Ich wieg ebenfalls ca. 75 kg (mit Ausrüstung) und hab in meinem Demo einen 6-Way mit einer 350er-Feder verbaut. SPV-Druck variiert derzeit noch zwischen 5 und 6 bar. Sag entspricht bei mir ca. 40 % bzw. ca. 30 mm.


----------



## MTB-News.de




----------



## Jimmy (18. Februar 2005)

Hallo, meinst du die High/Lowspeedschrauben für die Druck oder Zugstufe? Bin da gerade nicht so informiert, welche es beim 6way gibt. Ich weiß nur, dass viele Federungsspezialisten davor warnen, die Druckstufe weit zuzudrehen, da die Dämpfer dann sehr oft schnell kaputtgehen bzw. auslaufen. zwei bekannten von mir erging es auf jeden Fall so. Das hat dazu geführt, dass sie jetzt mit komplett offener Druckstufe fahren. Meiner Ansicht nach zwar nicht Sinn und Zweck der Sache, aber jedem das seine. Der SAG ist definitiv zu wenig. Ich bin vor dem Alutech ein Scott High Octane gefahren, da kam mir der Hinterbau auch längst nicht so schwammig vor. Man gewöhnt sich beim Alutech jedoch auch sehr schnell dran, ist halt nen Viergelenker und dann noch die lange Wippe.
Dreh die Schrauben auf jeden Fall mal etwas auf und wieder zu und experimentiere mit dem Luftdruck und der Feder. Wie weit ist die denn vorgespannt? Ich habe beim 5th Element damals ca einen Tag auf diversen Trails verbracht, bis er gut eingestellt war.


----------



## JohG (18. Februar 2005)

hey,

ich würde auch mal so behaupten der dämpfer ist nicht richtig abgestimmt.
ich bin das rad jetz eine saison gefahren, mit swinger! hatte aber ne 500er feder bei ca 65kg.

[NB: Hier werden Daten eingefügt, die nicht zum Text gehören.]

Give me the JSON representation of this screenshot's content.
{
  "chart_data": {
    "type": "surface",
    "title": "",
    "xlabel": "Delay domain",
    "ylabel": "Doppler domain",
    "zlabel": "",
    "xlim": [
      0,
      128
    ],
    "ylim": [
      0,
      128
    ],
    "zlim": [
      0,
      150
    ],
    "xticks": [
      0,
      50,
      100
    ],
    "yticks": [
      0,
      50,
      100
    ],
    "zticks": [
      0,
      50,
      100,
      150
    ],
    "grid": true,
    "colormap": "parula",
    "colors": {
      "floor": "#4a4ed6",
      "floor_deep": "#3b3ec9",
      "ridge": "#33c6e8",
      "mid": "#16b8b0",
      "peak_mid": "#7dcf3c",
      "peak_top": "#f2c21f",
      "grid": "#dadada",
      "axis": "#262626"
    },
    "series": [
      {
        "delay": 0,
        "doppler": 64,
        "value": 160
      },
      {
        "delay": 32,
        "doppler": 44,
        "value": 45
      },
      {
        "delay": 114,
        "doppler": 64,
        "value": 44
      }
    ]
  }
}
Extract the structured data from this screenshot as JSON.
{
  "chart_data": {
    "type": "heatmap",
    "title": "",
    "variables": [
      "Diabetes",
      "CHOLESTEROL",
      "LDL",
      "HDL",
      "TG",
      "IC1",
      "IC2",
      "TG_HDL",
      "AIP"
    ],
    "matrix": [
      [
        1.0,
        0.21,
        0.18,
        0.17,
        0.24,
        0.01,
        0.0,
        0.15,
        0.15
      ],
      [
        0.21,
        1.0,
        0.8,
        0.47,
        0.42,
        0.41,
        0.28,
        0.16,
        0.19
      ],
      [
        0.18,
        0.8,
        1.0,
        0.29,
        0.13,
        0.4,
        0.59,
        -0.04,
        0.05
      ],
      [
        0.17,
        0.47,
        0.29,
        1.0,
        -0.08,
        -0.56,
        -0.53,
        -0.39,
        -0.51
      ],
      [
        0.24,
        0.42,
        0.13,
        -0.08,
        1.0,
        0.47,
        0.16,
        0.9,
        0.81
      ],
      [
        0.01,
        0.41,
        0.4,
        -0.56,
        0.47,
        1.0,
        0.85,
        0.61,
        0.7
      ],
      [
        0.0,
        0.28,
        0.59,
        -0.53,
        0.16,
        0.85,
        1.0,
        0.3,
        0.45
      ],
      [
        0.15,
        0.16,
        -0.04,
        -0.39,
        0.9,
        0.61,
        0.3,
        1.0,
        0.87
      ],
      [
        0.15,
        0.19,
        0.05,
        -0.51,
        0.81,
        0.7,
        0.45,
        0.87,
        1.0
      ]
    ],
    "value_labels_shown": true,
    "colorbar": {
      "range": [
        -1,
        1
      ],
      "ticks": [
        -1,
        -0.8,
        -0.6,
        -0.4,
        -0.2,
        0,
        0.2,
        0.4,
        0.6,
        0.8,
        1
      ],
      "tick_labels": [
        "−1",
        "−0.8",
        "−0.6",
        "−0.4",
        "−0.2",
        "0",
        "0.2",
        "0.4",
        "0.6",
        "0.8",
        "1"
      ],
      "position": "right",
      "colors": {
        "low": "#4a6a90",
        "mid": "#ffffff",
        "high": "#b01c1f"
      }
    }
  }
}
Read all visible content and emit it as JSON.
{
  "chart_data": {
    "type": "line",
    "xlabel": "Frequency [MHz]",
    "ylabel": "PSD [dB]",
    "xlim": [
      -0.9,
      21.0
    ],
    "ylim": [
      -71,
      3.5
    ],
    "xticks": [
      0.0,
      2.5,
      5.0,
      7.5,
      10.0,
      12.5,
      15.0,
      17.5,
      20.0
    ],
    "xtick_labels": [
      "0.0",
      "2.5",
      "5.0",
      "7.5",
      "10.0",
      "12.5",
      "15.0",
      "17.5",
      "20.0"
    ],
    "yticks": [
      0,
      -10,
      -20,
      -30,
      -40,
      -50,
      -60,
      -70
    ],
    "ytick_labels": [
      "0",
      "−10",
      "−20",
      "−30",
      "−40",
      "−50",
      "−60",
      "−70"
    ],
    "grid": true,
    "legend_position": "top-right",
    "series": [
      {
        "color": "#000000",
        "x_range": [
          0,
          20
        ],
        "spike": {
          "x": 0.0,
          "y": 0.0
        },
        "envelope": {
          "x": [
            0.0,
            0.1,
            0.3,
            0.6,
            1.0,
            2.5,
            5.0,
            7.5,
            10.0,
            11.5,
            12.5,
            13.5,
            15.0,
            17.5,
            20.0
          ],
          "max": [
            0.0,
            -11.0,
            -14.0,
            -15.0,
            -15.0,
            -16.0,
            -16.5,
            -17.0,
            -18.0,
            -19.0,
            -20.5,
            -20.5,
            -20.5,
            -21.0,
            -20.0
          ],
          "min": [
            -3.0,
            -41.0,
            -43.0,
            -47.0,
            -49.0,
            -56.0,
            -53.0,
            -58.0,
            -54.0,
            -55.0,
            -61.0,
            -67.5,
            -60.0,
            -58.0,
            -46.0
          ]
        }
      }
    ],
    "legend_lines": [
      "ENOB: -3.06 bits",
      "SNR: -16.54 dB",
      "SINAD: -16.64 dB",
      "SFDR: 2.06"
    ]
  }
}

mein rad hat nicht gewippt und es waren keine antriebseinflüsse vorhanden. fast nicht  hatte auch ca 8 bar im dämpfer, trotzdem wurde alles platt gebügelt und das rad klebte einfach am boden.

schnapp die mal die betriebsanleitung vom dämpfer und stimme ihn auf deine ansprüche ab. lass dir zeit, steck dir den imbus schlüssel in die tasche und fahre. immer wieder anhalten um den dämpfer abzustimmen/verändern, bis du dein perfektes setup gefunden hast.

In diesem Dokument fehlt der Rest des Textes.